Thursday, March 21, 2013

Our Frank

Franklin Pierce came home to Concord, N.H., after his presidency and lived there throughout the Civil War. An engaging challenge in writing Our War was to show Pierce, like the other people in the book, as a real, multidimensional person living through the nation’s greatest crisis.

Pierce is the central character in two chapters and appears in several others. In reading his letters and other source material, I developed a strong impression of him.

Politically, he was an ideologue. He had inherited his father’s anti-federalist views. He favored weak national government and respected the constitutional compromises that gave states the authority to establish institutions, including slavery. This made him a Doughface president – a northerner with southern views. He claimed to deplore slavery personally and to think it would eventually die out, but in the meantime he fervently believed northern states must respect southerners' right to keep slaves.

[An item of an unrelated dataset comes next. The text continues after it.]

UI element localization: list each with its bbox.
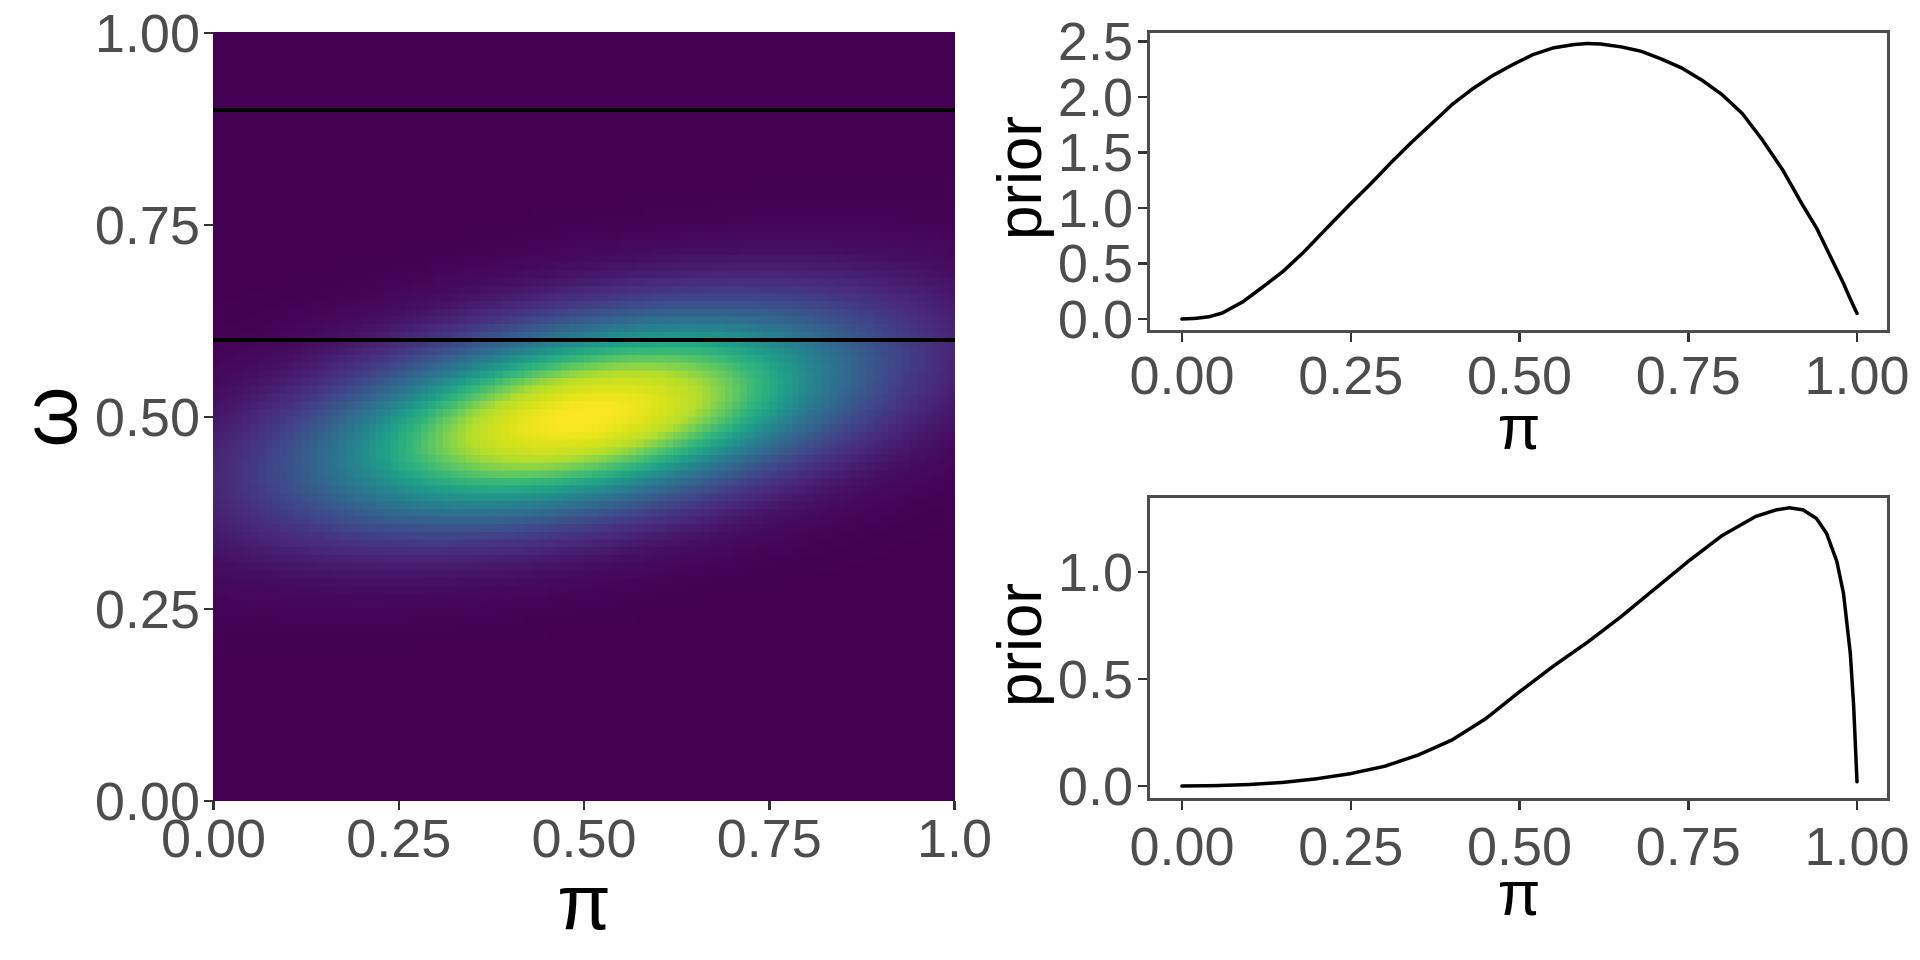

Above all, Pierce feared a civil war if the compromises that supported slavery broke down. He also rationalized his position through fear-mongering. Should the slaves gain freedom, he often said, southern whites would be at their mercy. Savage freedman would destroy property and kill and rape to avenge their years of bondage. Politicians of both parties had used this argument to put down abolitionist agitation in the North for decades.

Pierce was the leader of New Hampshire’s Democratic Party. Before his presidency, the party held power most of the time. Pierce was so rigid about northern Democrats supporting the South on slavery that he personally cast some who strayed from it out of the party. His small-tent partisanship caused a Democratic schism during the mid-1840s when Sen. John Parker Hale and others resisted extending slavery into Texas and other western territories. Pierce tried in vain to destroy Hale’s political career.

On the other hand, Pierce could be a sympathetic character. This was particularly evident in his relationship with Nathaniel Hawthorne. The two had been classmates at Bowdoin College during the 1820s.  Never was Pierce’s loyalty and friendship more on display than during Hawthorne’s final illness in 1864. Because the story involved some of the giants of 19th-century American culture, showing this side of Pierce in Our War was a rewarding experience.